Thursday, March 28, 2013

Using ZooKeeper

We are using zookeeper to keep our configuration and when the configuration is updated, we'll be notified and we can update/restart the related module.  To do that, we leverage the watch feature of zookeeper.  And Yan in his blog stated very clear the things to watch for when using ZooKeeper's watch.
"

  1. Watches are one time triggers; if you get a watch event and you want to get notified of future changes, you must set another watch.
  2. Because watches are one time triggers and there is latency between getting the event and sending a new request to get a watch you cannot reliably see every change that happens to a node in ZooKeeper. Be prepared to handle the case where the znode changes multiple times between getting the event and setting the watch again. (You may not care, but at least realize it may happen.)
  3. A watch object, or function/context pair, will only be triggered once for a given notification.
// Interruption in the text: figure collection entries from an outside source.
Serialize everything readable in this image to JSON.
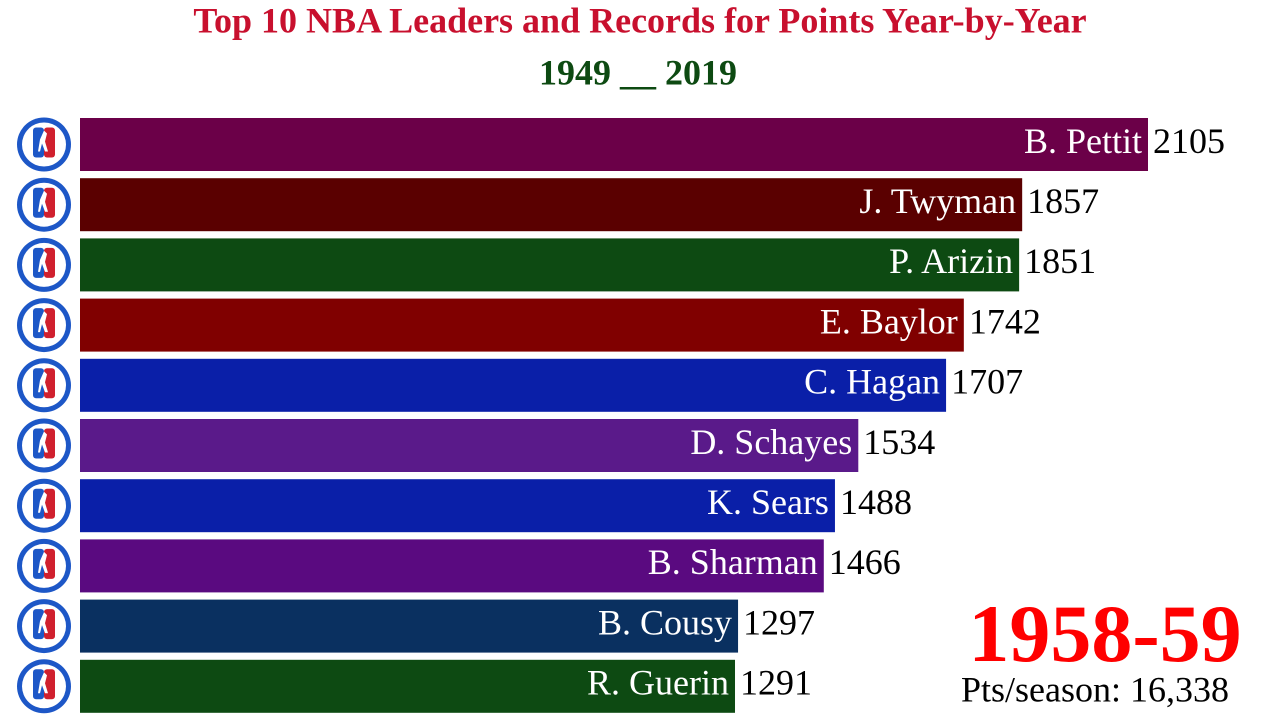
{
  "chart_data": {
    "type": "bar",
    "orientation": "horizontal",
    "title": "Top 10 NBA Leaders and Records for Points Year-by-Year",
    "subtitle": "1949 __ 2019",
    "categories": [
      "B. Pettit",
      "J. Twyman",
      "P. Arizin",
      "E. Baylor",
      "C. Hagan",
      "D. Schayes",
      "K. Sears",
      "B. Sharman",
      "B. Cousy",
      "R. Guerin"
    ],
    "values": [
      2105,
      1857,
      1851,
      1742,
      1707,
      1534,
      1488,
      1466,
      1297,
      1291
    ],
    "colors": [
      "#6b0048",
      "#5a0000",
      "#0d4a12",
      "#800000",
      "#0a1fa8",
      "#5a1a8a",
      "#0a1fa8",
      "#5a0a80",
      "#0a3060",
      "#0d4a12"
    ],
    "season_label": "1958-59",
    "total_label": "Pts/season: 16,338"
  }
}
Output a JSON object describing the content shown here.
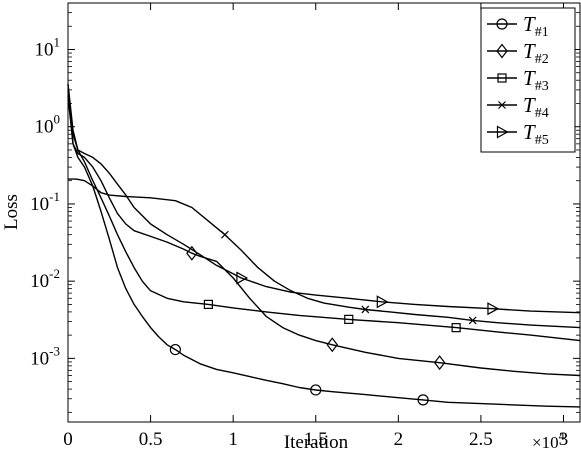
{
  "chart_data": {
    "type": "line",
    "title": "",
    "xlabel": "Iteration",
    "ylabel": "Loss",
    "x_multiplier_base": "×10",
    "x_multiplier_exp": "4",
    "xlim": [
      0,
      31000
    ],
    "ylim": [
      0.00015,
      40
    ],
    "yscale": "log",
    "x_ticks": [
      {
        "value": 0,
        "label": "0"
      },
      {
        "value": 5000,
        "label": "0.5"
      },
      {
        "value": 10000,
        "label": "1"
      },
      {
        "value": 15000,
        "label": "1.5"
      },
      {
        "value": 20000,
        "label": "2"
      },
      {
        "value": 25000,
        "label": "2.5"
      },
      {
        "value": 30000,
        "label": "3"
      }
    ],
    "y_ticks": [
      {
        "value": 0.001,
        "base": "10",
        "exp": "-3"
      },
      {
        "value": 0.01,
        "base": "10",
        "exp": "-2"
      },
      {
        "value": 0.1,
        "base": "10",
        "exp": "-1"
      },
      {
        "value": 1,
        "base": "10",
        "exp": "0"
      },
      {
        "value": 10,
        "base": "10",
        "exp": "1"
      }
    ],
    "grid": false,
    "legend_position": "top-right",
    "series": [
      {
        "name": "T",
        "subscript": "#1",
        "marker": "circle",
        "color": "#000000",
        "points": [
          [
            0,
            3.5
          ],
          [
            300,
            0.6
          ],
          [
            600,
            0.4
          ],
          [
            1000,
            0.3
          ],
          [
            1500,
            0.17
          ],
          [
            2000,
            0.08
          ],
          [
            2500,
            0.035
          ],
          [
            3000,
            0.015
          ],
          [
            3500,
            0.008
          ],
          [
            4000,
            0.005
          ],
          [
            4500,
            0.0035
          ],
          [
            5000,
            0.0025
          ],
          [
            5500,
            0.0019
          ],
          [
            6000,
            0.0015
          ],
          [
            6500,
            0.0013
          ],
          [
            7000,
            0.0011
          ],
          [
            8000,
            0.00085
          ],
          [
            9000,
            0.00072
          ],
          [
            10000,
            0.00065
          ],
          [
            11000,
            0.00058
          ],
          [
            12000,
            0.00052
          ],
          [
            13000,
            0.00047
          ],
          [
            14000,
            0.00042
          ],
          [
            15000,
            0.00039
          ],
          [
            16000,
            0.00037
          ],
          [
            18000,
            0.00034
          ],
          [
            20000,
            0.00031
          ],
          [
            21500,
            0.00029
          ],
          [
            23000,
            0.00027
          ],
          [
            25000,
            0.00026
          ],
          [
            27000,
            0.00025
          ],
          [
            29000,
            0.00024
          ],
          [
            31000,
            0.000235
          ]
        ],
        "markers": [
          [
            6500,
            0.0013
          ],
          [
            15000,
            0.00039
          ],
          [
            21500,
            0.00029
          ]
        ]
      },
      {
        "name": "T",
        "subscript": "#2",
        "marker": "diamond",
        "color": "#000000",
        "points": [
          [
            0,
            2.5
          ],
          [
            300,
            0.6
          ],
          [
            600,
            0.45
          ],
          [
            1000,
            0.4
          ],
          [
            1500,
            0.3
          ],
          [
            2000,
            0.2
          ],
          [
            2500,
            0.12
          ],
          [
            3000,
            0.075
          ],
          [
            3500,
            0.055
          ],
          [
            4000,
            0.045
          ],
          [
            5000,
            0.038
          ],
          [
            6000,
            0.032
          ],
          [
            7000,
            0.026
          ],
          [
            7500,
            0.023
          ],
          [
            8000,
            0.021
          ],
          [
            9000,
            0.018
          ],
          [
            10000,
            0.011
          ],
          [
            11000,
            0.006
          ],
          [
            12000,
            0.0035
          ],
          [
            13000,
            0.0025
          ],
          [
            14000,
            0.002
          ],
          [
            15000,
            0.0017
          ],
          [
            16000,
            0.0015
          ],
          [
            18000,
            0.0012
          ],
          [
            20000,
            0.001
          ],
          [
            22500,
            0.00088
          ],
          [
            25000,
            0.00075
          ],
          [
            27000,
            0.00068
          ],
          [
            29000,
            0.00063
          ],
          [
            31000,
            0.0006
          ]
        ],
        "markers": [
          [
            7500,
            0.023
          ],
          [
            16000,
            0.0015
          ],
          [
            22500,
            0.00088
          ]
        ]
      },
      {
        "name": "T",
        "subscript": "#3",
        "marker": "square",
        "color": "#000000",
        "points": [
          [
            0,
            3.0
          ],
          [
            300,
            0.8
          ],
          [
            600,
            0.5
          ],
          [
            1000,
            0.35
          ],
          [
            1500,
            0.2
          ],
          [
            2000,
            0.12
          ],
          [
            2500,
            0.07
          ],
          [
            3000,
            0.04
          ],
          [
            3500,
            0.024
          ],
          [
            4000,
            0.015
          ],
          [
            4500,
            0.01
          ],
          [
            5000,
            0.0075
          ],
          [
            6000,
            0.006
          ],
          [
            7000,
            0.0054
          ],
          [
            8500,
            0.005
          ],
          [
            10000,
            0.0045
          ],
          [
            12000,
            0.004
          ],
          [
            14000,
            0.0036
          ],
          [
            17000,
            0.0032
          ],
          [
            20000,
            0.0029
          ],
          [
            23500,
            0.0025
          ],
          [
            26000,
            0.0022
          ],
          [
            28000,
            0.002
          ],
          [
            31000,
            0.0017
          ]
        ],
        "markers": [
          [
            8500,
            0.005
          ],
          [
            17000,
            0.0032
          ],
          [
            23500,
            0.0025
          ]
        ]
      },
      {
        "name": "T",
        "subscript": "#4",
        "marker": "x",
        "color": "#000000",
        "points": [
          [
            0,
            0.21
          ],
          [
            500,
            0.21
          ],
          [
            1000,
            0.2
          ],
          [
            1500,
            0.17
          ],
          [
            2000,
            0.14
          ],
          [
            2500,
            0.13
          ],
          [
            3500,
            0.125
          ],
          [
            5000,
            0.12
          ],
          [
            6500,
            0.11
          ],
          [
            7500,
            0.09
          ],
          [
            8500,
            0.06
          ],
          [
            9500,
            0.04
          ],
          [
            10500,
            0.025
          ],
          [
            11500,
            0.015
          ],
          [
            12500,
            0.01
          ],
          [
            13500,
            0.0075
          ],
          [
            14500,
            0.006
          ],
          [
            15500,
            0.0052
          ],
          [
            17000,
            0.0046
          ],
          [
            18000,
            0.0043
          ],
          [
            19500,
            0.004
          ],
          [
            21000,
            0.0037
          ],
          [
            23000,
            0.0034
          ],
          [
            24500,
            0.0031
          ],
          [
            26000,
            0.0029
          ],
          [
            28000,
            0.0027
          ],
          [
            31000,
            0.0025
          ]
        ],
        "markers": [
          [
            9500,
            0.04
          ],
          [
            18000,
            0.0043
          ],
          [
            24500,
            0.0031
          ]
        ]
      },
      {
        "name": "T",
        "subscript": "#5",
        "marker": "triangle-right",
        "color": "#000000",
        "points": [
          [
            0,
            3.6
          ],
          [
            300,
            0.9
          ],
          [
            600,
            0.5
          ],
          [
            1000,
            0.45
          ],
          [
            1500,
            0.4
          ],
          [
            2000,
            0.33
          ],
          [
            2500,
            0.25
          ],
          [
            3000,
            0.18
          ],
          [
            3500,
            0.13
          ],
          [
            4000,
            0.09
          ],
          [
            5000,
            0.055
          ],
          [
            6000,
            0.04
          ],
          [
            7000,
            0.03
          ],
          [
            8000,
            0.022
          ],
          [
            9000,
            0.016
          ],
          [
            10500,
            0.011
          ],
          [
            12000,
            0.0085
          ],
          [
            13500,
            0.0072
          ],
          [
            15000,
            0.0066
          ],
          [
            17000,
            0.006
          ],
          [
            19000,
            0.0054
          ],
          [
            21000,
            0.005
          ],
          [
            23000,
            0.0047
          ],
          [
            25700,
            0.0044
          ],
          [
            28000,
            0.0041
          ],
          [
            31000,
            0.0039
          ]
        ],
        "markers": [
          [
            10500,
            0.011
          ],
          [
            19000,
            0.0054
          ],
          [
            25700,
            0.0044
          ]
        ]
      }
    ]
  }
}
For example, if the same watch object is registered for an exists and a getData call for the same file and that file is then deleted, the watch object would only be invoked once with the deletion notification for the file.
"

The problem he is trying to solve here is that when the node has been deleted and recreate right away, we will lost the event for the creation of the new node as both the parent level and the child level events are triggered (node deleted) and before we can registered a new watch, the node had been recreated and the event will be forever lost.
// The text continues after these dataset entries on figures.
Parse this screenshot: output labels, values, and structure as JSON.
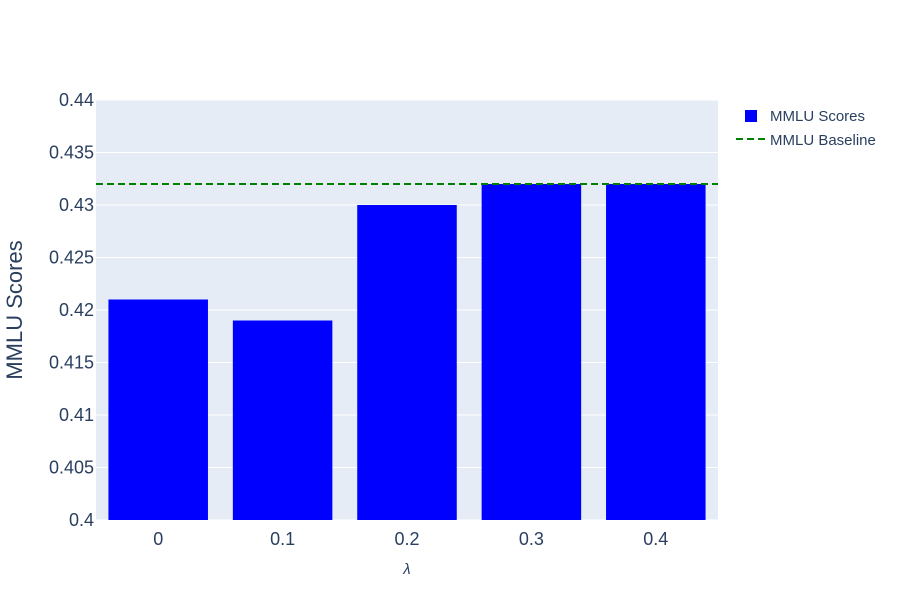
{
  "chart_data": {
    "type": "bar",
    "title": "",
    "xlabel": "λ",
    "ylabel": "MMLU Scores",
    "categories": [
      "0",
      "0.1",
      "0.2",
      "0.3",
      "0.4"
    ],
    "series": [
      {
        "name": "MMLU Scores",
        "values": [
          0.421,
          0.419,
          0.43,
          0.432,
          0.432
        ],
        "color": "#0000ff"
      }
    ],
    "baseline": {
      "name": "MMLU Baseline",
      "value": 0.432,
      "color": "#008000",
      "style": "dashed"
    },
    "ylim": [
      0.4,
      0.44
    ],
    "yticks": [
      "0.4",
      "0.405",
      "0.41",
      "0.415",
      "0.42",
      "0.425",
      "0.43",
      "0.435",
      "0.44"
    ],
    "grid": true,
    "legend_position": "top-right",
    "plot_background": "#e5ecf6"
  }
}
He had also posted a solution for this.  It's pretty straightforward (it's the troubleshooting that's hard),  the watcher for the parent level only deals with 'add' event and each child watcher try to watch the "deleted" node in case it has been recreated.
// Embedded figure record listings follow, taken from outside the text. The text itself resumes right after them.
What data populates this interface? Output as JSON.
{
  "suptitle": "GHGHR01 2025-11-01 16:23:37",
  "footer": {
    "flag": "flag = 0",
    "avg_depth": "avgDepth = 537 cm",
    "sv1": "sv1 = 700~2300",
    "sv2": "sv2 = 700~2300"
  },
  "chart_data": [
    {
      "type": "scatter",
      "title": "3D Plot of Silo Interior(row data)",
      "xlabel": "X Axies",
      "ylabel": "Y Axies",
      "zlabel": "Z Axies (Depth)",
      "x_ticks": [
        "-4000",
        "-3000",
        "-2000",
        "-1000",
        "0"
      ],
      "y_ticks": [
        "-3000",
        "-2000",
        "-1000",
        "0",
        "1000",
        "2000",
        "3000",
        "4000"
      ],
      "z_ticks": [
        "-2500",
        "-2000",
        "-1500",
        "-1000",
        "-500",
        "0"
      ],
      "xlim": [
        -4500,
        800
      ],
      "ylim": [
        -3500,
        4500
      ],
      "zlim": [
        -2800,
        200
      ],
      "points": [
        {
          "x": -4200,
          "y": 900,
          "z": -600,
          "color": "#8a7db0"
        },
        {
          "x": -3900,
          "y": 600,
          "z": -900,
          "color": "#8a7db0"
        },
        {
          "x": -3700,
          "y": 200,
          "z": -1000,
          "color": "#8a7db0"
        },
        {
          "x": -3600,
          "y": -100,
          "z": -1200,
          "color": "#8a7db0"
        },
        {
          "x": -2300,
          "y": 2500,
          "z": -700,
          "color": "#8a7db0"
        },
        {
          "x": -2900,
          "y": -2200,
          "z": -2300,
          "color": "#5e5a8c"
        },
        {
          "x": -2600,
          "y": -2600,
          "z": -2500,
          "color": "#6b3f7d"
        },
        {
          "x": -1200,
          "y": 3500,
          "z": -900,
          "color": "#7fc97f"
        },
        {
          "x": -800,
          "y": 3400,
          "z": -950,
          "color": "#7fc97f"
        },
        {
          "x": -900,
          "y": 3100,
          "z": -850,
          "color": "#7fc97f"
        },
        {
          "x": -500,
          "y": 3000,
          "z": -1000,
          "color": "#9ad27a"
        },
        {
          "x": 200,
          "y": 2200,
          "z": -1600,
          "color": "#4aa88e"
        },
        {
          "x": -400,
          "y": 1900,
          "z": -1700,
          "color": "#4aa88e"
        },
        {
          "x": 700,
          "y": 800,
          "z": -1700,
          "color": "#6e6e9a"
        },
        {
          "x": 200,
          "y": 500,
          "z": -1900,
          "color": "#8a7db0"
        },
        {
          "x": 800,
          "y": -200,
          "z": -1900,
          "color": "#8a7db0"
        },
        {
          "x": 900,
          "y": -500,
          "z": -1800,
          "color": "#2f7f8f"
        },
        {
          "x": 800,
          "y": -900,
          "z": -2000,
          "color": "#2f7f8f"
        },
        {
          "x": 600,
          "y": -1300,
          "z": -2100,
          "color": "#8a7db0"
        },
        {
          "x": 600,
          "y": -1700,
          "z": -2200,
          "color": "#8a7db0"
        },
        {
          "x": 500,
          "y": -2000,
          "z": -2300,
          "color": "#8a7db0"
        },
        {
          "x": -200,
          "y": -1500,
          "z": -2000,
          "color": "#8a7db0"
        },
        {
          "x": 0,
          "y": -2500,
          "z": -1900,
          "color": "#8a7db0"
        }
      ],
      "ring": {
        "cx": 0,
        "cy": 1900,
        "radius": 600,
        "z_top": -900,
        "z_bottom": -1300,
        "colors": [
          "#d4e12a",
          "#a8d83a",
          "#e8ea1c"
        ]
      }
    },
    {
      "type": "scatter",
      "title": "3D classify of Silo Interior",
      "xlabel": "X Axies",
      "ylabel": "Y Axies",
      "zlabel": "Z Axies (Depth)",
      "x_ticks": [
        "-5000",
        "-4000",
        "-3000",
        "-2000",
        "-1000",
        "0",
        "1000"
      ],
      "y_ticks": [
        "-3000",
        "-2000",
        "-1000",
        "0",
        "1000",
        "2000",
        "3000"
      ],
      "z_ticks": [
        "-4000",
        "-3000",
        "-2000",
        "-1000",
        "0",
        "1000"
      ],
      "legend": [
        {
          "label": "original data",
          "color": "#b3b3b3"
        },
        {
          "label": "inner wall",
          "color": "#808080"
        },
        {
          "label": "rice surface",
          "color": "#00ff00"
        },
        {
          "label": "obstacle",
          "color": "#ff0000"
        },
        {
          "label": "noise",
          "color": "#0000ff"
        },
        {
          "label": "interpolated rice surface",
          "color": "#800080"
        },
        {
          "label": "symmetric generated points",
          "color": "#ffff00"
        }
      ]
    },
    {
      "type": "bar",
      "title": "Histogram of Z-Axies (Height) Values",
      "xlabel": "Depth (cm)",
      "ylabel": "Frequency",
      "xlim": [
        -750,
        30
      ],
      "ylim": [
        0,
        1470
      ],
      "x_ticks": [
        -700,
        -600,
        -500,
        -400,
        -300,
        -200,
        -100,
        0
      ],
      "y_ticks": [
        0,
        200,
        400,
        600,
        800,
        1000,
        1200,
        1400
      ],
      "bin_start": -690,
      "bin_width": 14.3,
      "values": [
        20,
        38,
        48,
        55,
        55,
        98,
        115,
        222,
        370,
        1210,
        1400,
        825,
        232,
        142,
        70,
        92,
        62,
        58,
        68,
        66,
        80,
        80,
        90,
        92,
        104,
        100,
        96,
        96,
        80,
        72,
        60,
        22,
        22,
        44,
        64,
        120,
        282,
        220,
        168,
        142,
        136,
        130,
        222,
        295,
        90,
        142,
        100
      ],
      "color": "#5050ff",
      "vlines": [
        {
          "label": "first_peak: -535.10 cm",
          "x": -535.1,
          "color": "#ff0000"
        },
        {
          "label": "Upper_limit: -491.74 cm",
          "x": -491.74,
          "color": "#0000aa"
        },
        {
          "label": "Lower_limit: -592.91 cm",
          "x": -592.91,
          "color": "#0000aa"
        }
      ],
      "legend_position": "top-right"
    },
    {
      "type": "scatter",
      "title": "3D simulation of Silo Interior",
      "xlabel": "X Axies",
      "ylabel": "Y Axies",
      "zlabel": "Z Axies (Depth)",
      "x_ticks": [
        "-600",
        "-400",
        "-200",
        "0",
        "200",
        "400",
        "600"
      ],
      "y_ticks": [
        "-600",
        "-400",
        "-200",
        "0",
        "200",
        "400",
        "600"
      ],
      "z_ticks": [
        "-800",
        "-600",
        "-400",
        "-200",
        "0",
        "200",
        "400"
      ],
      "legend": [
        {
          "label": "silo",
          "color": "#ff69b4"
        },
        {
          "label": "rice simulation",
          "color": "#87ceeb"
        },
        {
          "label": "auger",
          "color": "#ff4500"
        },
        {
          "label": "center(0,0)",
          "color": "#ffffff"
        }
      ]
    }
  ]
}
if you're not familar with scalar, here's the java version


Another thing to watch for when using ZooKeeper is the ZooKeeper object from new ZooKeeper() is not readily usable.  You will get a ConnectionLossException if you try to use it before the connection is established.  To avoid that, you'll have to watch for the connection events and wait for the status KeeperState.SyncConnected (that's event.getState().ordinal() == 3 in the process method).